Devo constatare che l’articolo del «Corriere della Sera» sulle festività russe, segnalatomi qualche giorno fa, è un po’ caotico e impreciso. Così, non ho mai incontrato (ma nemmeno sentito nominare) un russo intenzionato a festeggiare il Natale cattolico o l’Epifania del 19 gennaio. Probabilmente perché, nonostante tutte le particolarità che mi sono contraddistinguono, le mie amicizie/conoscenze e le mie letture sono limitate alle persone mentalmente regolari.
Allo stesso tempo, l’articolo solleva due argomenti inerenti alla quotidianità russa che, da una parte, non mi sarebbe mai venuto in mente di raccontare e, dall’altra parte, spesso risultano inconcepibili per i non russi.
Il primo argomento è, effettivamente, il recupero di tutte le festività che per la colpa del calendario nell’anno x coincidono con il fine settimana. Si tratta di una tradizione secondo me un po’ stupida, ma il fatto rimane: se, per esempio, la festa y capita di domenica, il lunedì seguente diventa non lavorativo.
Il secondo argomento, invece, andrebbe a essere precisato ancora meglio. Perché, oltre alle normali ferie di un mese, i lavoratori russi hanno per legge due periodi di vacanze pagate: i primi sette giorni di gennaio (con l’eventuale recupero delle festività) e i primi nove giorni di maggio (fino ai primi 2000, oltre alla Giornata della Vittoria del 9 maggio, per qualche motivo incomprensibile si festeggiava pure il 10 maggio). Ogni periodo delle vacanze, poi, può allungarsi grazie ai finesettimana capitati bene. Si tratta del riposo in aggiunta alle ferie (le quali possono essere prese come e quando ci si mette d’accordo con il proprio datore di lavoro).
Alcuni miei amici e conoscenti italiani, per esempio, non riescono proprio a concepire questo secondo aspetto appena descritto.
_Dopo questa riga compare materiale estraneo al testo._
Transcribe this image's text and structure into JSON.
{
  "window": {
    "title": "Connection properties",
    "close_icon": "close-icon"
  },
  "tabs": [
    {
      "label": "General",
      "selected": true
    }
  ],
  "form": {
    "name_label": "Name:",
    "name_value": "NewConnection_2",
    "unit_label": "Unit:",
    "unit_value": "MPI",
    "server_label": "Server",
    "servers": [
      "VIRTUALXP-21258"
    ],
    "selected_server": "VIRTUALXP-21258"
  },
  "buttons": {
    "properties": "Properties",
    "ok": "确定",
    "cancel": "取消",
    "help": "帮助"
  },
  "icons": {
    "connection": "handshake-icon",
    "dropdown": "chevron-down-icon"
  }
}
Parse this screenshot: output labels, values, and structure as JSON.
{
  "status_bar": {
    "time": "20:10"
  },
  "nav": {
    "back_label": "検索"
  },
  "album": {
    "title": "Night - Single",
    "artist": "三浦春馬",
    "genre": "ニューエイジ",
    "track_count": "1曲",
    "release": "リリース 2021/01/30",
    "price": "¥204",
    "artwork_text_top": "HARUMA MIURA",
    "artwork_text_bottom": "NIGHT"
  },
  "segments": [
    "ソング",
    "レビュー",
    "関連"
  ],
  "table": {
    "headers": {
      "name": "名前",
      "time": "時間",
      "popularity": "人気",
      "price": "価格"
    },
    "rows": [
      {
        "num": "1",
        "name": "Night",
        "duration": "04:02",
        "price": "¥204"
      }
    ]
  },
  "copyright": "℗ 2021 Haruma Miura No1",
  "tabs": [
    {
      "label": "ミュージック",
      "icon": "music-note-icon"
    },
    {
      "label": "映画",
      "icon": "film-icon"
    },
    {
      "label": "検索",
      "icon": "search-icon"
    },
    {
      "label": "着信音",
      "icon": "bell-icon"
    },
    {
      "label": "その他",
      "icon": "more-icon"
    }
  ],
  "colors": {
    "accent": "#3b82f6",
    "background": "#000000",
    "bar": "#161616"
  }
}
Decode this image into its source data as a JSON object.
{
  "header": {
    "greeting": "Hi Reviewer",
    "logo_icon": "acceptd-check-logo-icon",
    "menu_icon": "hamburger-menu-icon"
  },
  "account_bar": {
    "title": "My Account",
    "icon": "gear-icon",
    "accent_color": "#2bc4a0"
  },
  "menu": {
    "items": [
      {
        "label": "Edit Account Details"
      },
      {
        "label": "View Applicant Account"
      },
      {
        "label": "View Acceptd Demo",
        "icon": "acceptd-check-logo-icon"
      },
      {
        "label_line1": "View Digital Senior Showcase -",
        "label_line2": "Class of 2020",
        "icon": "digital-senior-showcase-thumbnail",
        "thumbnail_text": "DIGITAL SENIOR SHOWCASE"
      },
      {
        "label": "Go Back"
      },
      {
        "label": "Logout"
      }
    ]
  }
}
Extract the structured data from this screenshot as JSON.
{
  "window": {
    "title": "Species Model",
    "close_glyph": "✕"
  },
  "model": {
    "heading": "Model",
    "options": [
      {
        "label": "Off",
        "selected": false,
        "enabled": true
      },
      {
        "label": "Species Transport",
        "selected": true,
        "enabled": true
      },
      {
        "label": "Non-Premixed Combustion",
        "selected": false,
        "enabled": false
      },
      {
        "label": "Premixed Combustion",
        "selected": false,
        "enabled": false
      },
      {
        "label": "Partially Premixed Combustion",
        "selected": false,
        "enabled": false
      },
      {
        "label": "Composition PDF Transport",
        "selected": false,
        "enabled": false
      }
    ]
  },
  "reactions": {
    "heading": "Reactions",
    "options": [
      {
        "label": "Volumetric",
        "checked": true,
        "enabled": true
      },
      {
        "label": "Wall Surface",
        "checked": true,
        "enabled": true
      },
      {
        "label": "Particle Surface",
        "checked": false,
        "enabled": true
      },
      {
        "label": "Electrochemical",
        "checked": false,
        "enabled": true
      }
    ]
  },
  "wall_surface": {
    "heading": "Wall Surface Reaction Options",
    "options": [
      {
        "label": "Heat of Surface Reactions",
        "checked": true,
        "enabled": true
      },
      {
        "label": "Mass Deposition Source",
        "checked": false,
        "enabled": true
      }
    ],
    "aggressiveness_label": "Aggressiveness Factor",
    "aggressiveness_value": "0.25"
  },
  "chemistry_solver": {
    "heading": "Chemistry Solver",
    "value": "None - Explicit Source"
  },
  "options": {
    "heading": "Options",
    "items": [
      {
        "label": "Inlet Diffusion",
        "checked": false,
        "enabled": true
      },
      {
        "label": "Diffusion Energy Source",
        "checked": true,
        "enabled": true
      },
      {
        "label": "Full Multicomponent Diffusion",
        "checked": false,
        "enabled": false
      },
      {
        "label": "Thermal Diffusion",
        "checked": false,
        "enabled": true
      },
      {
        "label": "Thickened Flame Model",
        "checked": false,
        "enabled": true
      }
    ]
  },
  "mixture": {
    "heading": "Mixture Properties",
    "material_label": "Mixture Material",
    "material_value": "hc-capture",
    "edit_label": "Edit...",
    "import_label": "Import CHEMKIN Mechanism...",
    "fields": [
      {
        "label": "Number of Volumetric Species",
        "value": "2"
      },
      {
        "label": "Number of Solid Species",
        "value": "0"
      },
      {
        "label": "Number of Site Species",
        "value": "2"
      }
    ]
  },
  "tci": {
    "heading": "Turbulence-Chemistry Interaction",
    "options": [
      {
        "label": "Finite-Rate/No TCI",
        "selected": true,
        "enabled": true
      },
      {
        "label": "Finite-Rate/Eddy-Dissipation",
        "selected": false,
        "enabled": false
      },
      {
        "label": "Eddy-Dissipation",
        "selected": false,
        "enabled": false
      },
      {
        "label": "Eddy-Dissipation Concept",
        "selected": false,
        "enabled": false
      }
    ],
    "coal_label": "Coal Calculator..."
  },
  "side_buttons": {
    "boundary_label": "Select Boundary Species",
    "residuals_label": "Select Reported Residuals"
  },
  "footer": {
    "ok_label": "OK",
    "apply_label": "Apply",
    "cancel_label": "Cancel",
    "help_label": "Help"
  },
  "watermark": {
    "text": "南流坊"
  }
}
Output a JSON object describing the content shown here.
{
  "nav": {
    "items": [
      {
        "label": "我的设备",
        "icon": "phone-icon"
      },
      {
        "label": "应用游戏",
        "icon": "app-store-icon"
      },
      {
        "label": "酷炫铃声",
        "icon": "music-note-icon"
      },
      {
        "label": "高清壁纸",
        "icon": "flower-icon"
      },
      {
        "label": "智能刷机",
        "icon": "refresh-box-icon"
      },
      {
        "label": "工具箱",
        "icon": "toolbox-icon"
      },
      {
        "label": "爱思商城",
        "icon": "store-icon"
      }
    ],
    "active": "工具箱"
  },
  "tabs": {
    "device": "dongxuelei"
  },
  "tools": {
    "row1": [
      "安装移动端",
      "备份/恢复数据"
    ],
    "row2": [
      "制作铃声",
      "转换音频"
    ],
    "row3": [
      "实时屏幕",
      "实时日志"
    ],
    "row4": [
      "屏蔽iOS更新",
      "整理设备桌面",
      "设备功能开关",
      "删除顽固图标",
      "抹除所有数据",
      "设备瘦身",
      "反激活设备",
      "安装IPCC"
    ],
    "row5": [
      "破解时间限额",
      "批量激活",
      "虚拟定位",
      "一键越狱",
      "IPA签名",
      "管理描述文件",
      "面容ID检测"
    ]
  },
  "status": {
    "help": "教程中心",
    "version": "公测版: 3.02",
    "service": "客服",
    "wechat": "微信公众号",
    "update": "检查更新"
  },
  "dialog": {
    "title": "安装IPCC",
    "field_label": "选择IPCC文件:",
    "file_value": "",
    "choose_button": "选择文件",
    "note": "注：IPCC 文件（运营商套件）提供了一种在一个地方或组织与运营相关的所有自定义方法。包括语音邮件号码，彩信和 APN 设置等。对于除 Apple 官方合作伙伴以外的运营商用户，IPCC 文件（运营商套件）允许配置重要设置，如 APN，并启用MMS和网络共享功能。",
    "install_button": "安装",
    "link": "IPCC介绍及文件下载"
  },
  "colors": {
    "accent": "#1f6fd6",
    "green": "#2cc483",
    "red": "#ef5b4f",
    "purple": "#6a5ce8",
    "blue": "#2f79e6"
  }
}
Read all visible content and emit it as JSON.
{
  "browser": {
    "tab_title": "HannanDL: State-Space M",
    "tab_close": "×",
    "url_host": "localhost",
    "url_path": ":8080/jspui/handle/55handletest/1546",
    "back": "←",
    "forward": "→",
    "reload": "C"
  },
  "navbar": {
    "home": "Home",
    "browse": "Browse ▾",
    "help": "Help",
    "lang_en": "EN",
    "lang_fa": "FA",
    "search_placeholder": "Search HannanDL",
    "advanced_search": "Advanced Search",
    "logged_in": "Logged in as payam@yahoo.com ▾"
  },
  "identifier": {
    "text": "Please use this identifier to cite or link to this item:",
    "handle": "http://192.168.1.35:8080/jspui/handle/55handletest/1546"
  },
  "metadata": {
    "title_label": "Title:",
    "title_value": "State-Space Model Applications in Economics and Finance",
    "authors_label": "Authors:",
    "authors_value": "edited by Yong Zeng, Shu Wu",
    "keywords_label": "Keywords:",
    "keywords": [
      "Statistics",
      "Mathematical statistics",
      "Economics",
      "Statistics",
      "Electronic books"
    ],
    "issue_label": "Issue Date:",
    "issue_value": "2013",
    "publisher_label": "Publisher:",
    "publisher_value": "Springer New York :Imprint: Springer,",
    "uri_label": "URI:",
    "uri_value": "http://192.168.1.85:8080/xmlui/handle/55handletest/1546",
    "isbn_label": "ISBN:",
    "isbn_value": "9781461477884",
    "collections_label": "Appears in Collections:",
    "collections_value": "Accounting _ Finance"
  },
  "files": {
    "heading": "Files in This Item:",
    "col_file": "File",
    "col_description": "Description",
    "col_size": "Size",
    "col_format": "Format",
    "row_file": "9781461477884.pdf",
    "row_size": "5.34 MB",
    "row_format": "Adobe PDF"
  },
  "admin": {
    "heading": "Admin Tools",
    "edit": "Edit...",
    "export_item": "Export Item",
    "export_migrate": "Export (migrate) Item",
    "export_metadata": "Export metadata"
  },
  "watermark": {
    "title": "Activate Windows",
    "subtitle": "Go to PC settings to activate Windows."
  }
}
Eppure provate a immaginare una ipotetica analogia italiana: per esempio, che le chiusure forzate delle aziende italiane ad agosto e poi tra il Natale e l’Epifania andassero ad aggiungersi al mese di ferie da prendere quando si vuole.
In sostanza, in Russia si lavora dieci mesi scarsi all’anno. Ne sono particolarmente scontenti i proprietari e i dirigenti delle aziende private. In sostanza, per due mesi all’anno sono costretti a pagare le persone che non producono e, spesso, rientrano fisicamente affaticate dopo le vacanze altamente alcoliche invernali.